“Highly misleading.”
That’s the phrase that William Bernstein uses in his book The Four Pillars of Investing to describe analyses of the historical stock-return data that fail to take the effect of valuations into account.
The book was published in early 2002. It is now early 2006.
Go to a search engine, enter the term “retirement planning tools” to find studies and calculators that can advise you as to how much you can plan to safely withdrawal from your stock portfolio after you retire, and what do you find?
You find calculator after calculator, study after study, that reports as “safe” withdrawal rates that are in fact not safe. You find study after study, calculator after calculator, that violates The Bernstein Rule by reporting on what the historical data says without making an adjustment for changes in valuation levels. You find study after study, calculator after calculator, that gets the most important numbers wrong.
This is unacceptable. This is dangerous. This is unconscionable.

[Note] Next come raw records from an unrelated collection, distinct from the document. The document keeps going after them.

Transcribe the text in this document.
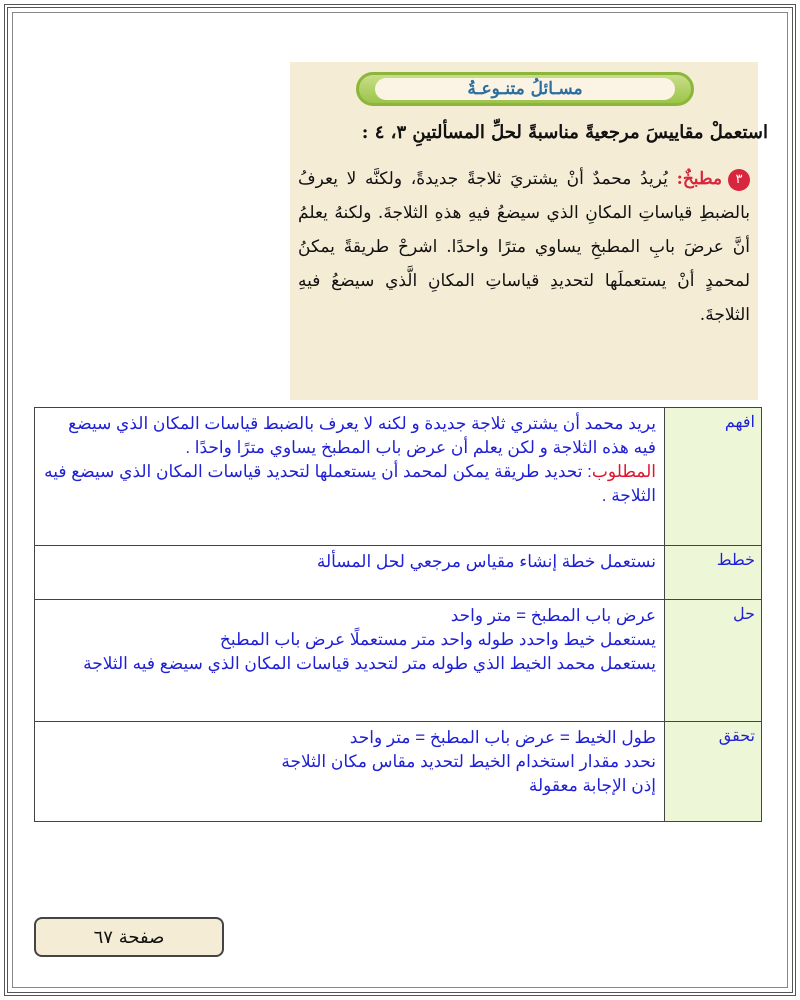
مسـائلُ متنـوعـةُ
استعملْ مقاييسَ مرجعيةً مناسبةً لحلِّ المسألتينِ ٣، ٤ :
٣مطبخٌ: يُريدُ محمدٌ أنْ يشتريَ ثلاجةً جديدةً، ولكنَّه لا يعرفُ بالضبطِ قياساتِ المكانِ الذي سيضعُ فيهِ هذهِ الثلاجةَ. ولكنهُ يعلمُ أنَّ عرضَ بابِ المطبخِ يساوي مترًا واحدًا. اشرحْ طريقةً يمكنُ لمحمدٍ أنْ يستعملَها لتحديدِ قياساتِ المكانِ الَّذي سيضعُ فيهِ الثلاجةَ.
افهم	يريد محمد أن يشتري ثلاجة جديدة و لكنه لا يعرف بالضبط قياسات المكان الذي سيضع فيه هذه الثلاجة و لكن يعلم أن عرض باب المطبخ يساوي مترًا واحدًا .
المطلوب: تحديد طريقة يمكن لمحمد أن يستعملها لتحديد قياسات المكان الذي سيضع فيه الثلاجة .
خطط	نستعمل خطة إنشاء مقياس مرجعي لحل المسألة
حل	عرض باب المطبخ = متر واحد
يستعمل خيط واحدد طوله واحد متر مستعملًا عرض باب المطبخ
يستعمل محمد الخيط الذي طوله متر لتحديد قياسات المكان الذي سيضع فيه الثلاجة

تحقق	طول الخيط = عرض باب المطبخ = متر واحد
نحدد مقدار استخدام الخيط لتحديد مقاس مكان الثلاجة
إذن الإجابة معقولة
صفحة ٦٧
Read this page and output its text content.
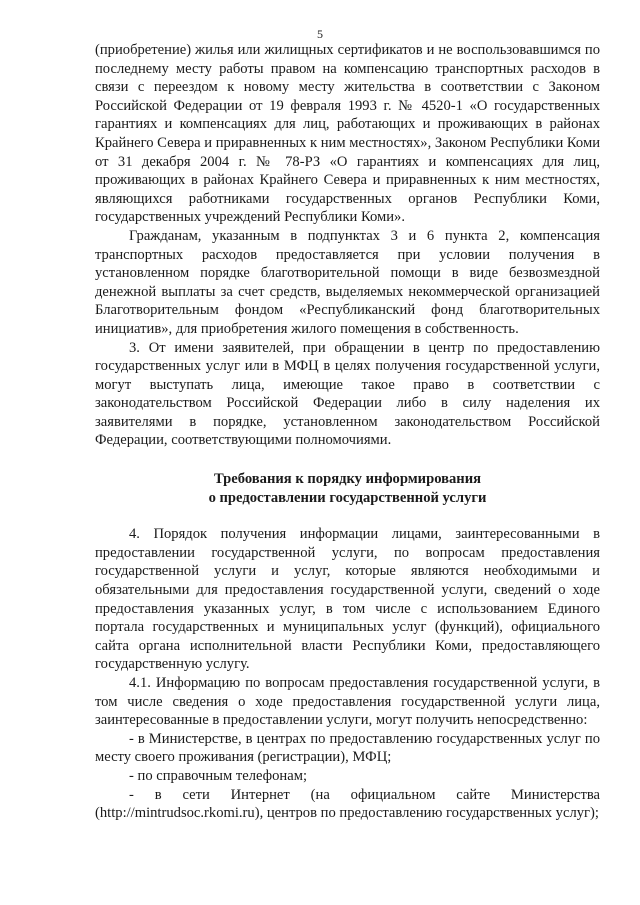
5

(приобретение) жилья или жилищных сертификатов и не воспользовавшимся по последнему месту работы правом на компенсацию транспортных расходов в связи с переездом к новому месту жительства в соответствии с Законом Российской Федерации от 19 февраля 1993 г. № 4520-1 «О государственных гарантиях и компенсациях для лиц, работающих и проживающих в районах Крайнего Севера и приравненных к ним местностях», Законом Республики Коми от 31 декабря 2004 г. № 78-РЗ «О гарантиях и компенсациях для лиц, проживающих в районах Крайнего Севера и приравненных к ним местностях, являющихся работниками государственных органов Республики Коми, государственных учреждений Республики Коми».

Гражданам, указанным в подпунктах 3 и 6 пункта 2, компенсация транспортных расходов предоставляется при условии получения в установленном порядке благотворительной помощи в виде безвозмездной денежной выплаты за счет средств, выделяемых некоммерческой организацией Благотворительным фондом «Республиканский фонд благотворительных инициатив», для приобретения жилого помещения в собственность.

3. От имени заявителей, при обращении в центр по предоставлению государственных услуг или в МФЦ в целях получения государственной услуги, могут выступать лица, имеющие такое право в соответствии с законодательством Российской Федерации либо в силу наделения их заявителями в порядке, установленном законодательством Российской Федерации, соответствующими полномочиями.

Требования к порядку информирования
о предоставлении государственной услуги

4. Порядок получения информации лицами, заинтересованными в предоставлении государственной услуги, по вопросам предоставления государственной услуги и услуг, которые являются необходимыми и обязательными для предоставления государственной услуги, сведений о ходе предоставления указанных услуг, в том числе с использованием Единого портала государственных и муниципальных услуг (функций), официального сайта органа исполнительной власти Республики Коми, предоставляющего государственную услугу.

4.1. Информацию по вопросам предоставления государственной услуги, в том числе сведения о ходе предоставления государственной услуги лица, заинтересованные в предоставлении услуги, могут получить непосредственно:

- в Министерстве, в центрах по предоставлению государственных услуг по месту своего проживания (регистрации), МФЦ;

- по справочным телефонам;

- в сети Интернет (на официальном сайте Министерства (http://mintrudsoc.rkomi.ru), центров по предоставлению государственных услуг);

We must demand better of the people who purport to calculate what the historical stock-return data says about what withdrawal rates are safe in retirement. “Raddr” (owner of the raddr-pages.com discussion board) has described the conventional-methodology calculators and studies as “junk science.” The first time I heard him use that phrase, I viewed it as possibly too strong a way of making the point. Not today. Raddr was right. When you report numbers, you take on an obligation to report the numbers accurately. Fail to do so and you indeed are producing junk. Dangerous junk.

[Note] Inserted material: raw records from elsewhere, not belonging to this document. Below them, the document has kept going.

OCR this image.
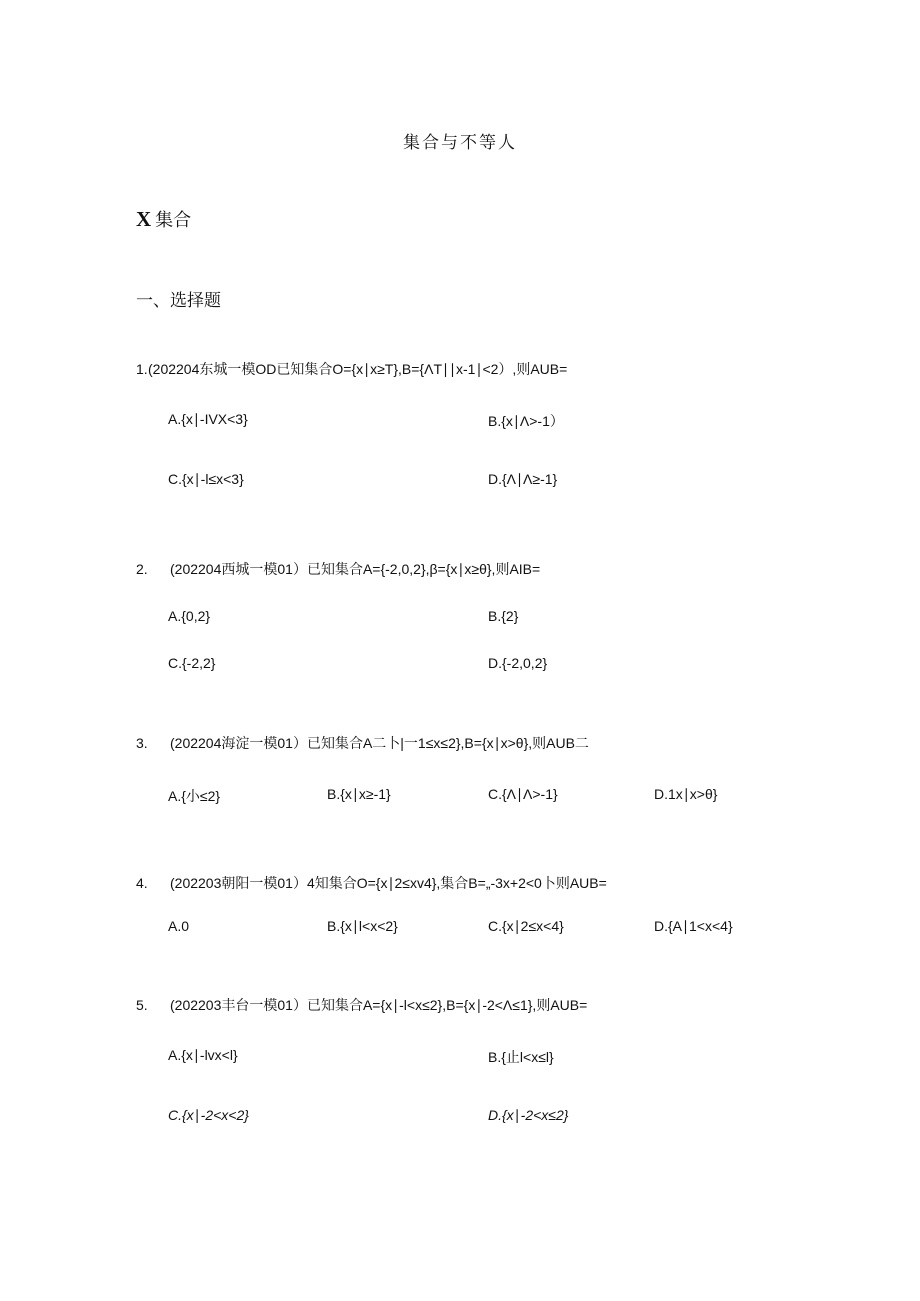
集合与不等人
X 集合
一、选择题
1.(202204东城一模OD已知集合O={x∣x≥T},B={ΛT∣∣x-1∣<2）,则AUB=
A.{x∣-IVX<3}	B.{x∣Λ>-1）
C.{x∣-l≤x<3}	D.{Λ∣Λ≥-1}
2. (202204西城一模01）已知集合A={-2,0,2},β={x∣x≥θ},则AIB=
A.{0,2}	B.{2}
C.{-2,2}	D.{-2,0,2}
3. (202204海淀一模01）已知集合A二卜|一1≤x≤2},B={x∣x>θ},则AUB二
A.{小≤2}	B.{x∣x≥-1}	C.{Λ∣Λ>-1}	D.1x∣x>θ}
4. (202203朝阳一模01）4知集合O={x∣2≤xv4},集合B=„-3x+2<0卜则AUB=
A.0	B.{x∣l<x<2}	C.{x∣2≤x<4}	D.{A∣1<x<4}
5. (202203丰台一模01）已知集合A={x∣-l<x≤2},B={x∣-2<Λ≤1},则AUB=
A.{x∣-lvx<l}	B.{止l<x≤l}
C.{x∣-2<x<2}	D.{x∣-2<x≤2}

The failure of the publishers of retirement planning tools to correct their studies and calculators in the face of what has been learned in the past four years about what the historical stock-return data really says is a scandal. If stocks perform in the future somewhat in the way in which they always have in the past, the false claims put forward in most retirement planning tools are going to cause millions of retirees to be left destitute in their 60s and 70s and 80s and 90s. Not good.
We need to do what we can to get the word out on this scandal. When people construct retirement calculators or studies that purport to tell people what withdrawal rates are safe, they take on an obligation to report fairly and accurately and honestly what the historical data really says on the question. The publishers of most of today’s retirement planning tools have failed to honor their responsibilities. They must be called to account before their failure to make the corrections needed causes millions of retirements to go bust.

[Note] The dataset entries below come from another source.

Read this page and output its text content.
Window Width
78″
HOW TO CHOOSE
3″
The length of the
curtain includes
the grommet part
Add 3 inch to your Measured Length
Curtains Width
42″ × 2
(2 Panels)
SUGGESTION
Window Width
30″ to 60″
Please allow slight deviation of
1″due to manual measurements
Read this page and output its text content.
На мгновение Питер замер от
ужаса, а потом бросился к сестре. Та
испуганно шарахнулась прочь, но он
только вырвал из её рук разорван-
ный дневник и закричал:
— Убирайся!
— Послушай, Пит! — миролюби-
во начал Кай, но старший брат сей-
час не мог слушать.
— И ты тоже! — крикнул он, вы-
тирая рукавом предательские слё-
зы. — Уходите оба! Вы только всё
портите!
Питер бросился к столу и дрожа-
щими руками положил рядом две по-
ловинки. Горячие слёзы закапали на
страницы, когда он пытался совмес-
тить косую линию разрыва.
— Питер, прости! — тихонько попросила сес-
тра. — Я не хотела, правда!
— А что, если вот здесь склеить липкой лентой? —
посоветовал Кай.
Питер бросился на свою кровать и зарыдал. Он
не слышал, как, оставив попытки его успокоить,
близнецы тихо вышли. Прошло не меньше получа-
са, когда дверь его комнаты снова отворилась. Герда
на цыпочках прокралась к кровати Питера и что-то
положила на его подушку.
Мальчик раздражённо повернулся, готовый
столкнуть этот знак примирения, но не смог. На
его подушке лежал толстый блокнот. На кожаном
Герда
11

There was a time when the methodologies used in the tools were state-of-the-art methodologies. I understand that the errors in today’s calculators and studies were not put into them intentionally. The fact remains that four years have passed since Bernstein published his book and in that time the case in support of what Bernstein says has only grown stronger and stronger and stronger and stronger. Those who develop retirement planning tools have a responsibility to stay up to date on developments in their field. When developments reveal to them errors that they made in their calculations, they need to get about the business of correcting those errors promptly. End of sentence, end of paragraph, end of chapter, end of book, end of story.
Our community has done wonderful work over the past 45 months confirming and then re-confirming and then re-confirming once again the flaws of the conventional-methodology safe withdrawal rate studies. The authors of the studies don’t have to take Bernstein’s word for it that they got the numbers wrong. They can check our community work-product to see the point proven in a hundred different ways. It’s important work that we have done, and we all are rightly proud of it.
But by no means have we yet finished the job we have taken on.
It is time to move to a new phase of The Great Safe Withdrawal Rate Debate. The focus of the first 45 months of our discussions was proving the point. The focus of the next 45 months needs to be on getting the word out to aspiring retirees about the flaws of most of today’s retirement planning tools.
I have put out a press release (“Retirement Planning Tools Give Dangerous Advice”) through the PRWeb.com service announcing an initiative to do just that. My hope is that, 45 months from today, on November 13, 2009, an aspiring retiree will be able to put the term “retirement planning tools” into a search engine and obtain accurate, reasonable, analytically valid reports on what the historical stock-return data says about safe withdrawal rates.
Let’s all roll up our sleeves and get about the business of saving some retirements!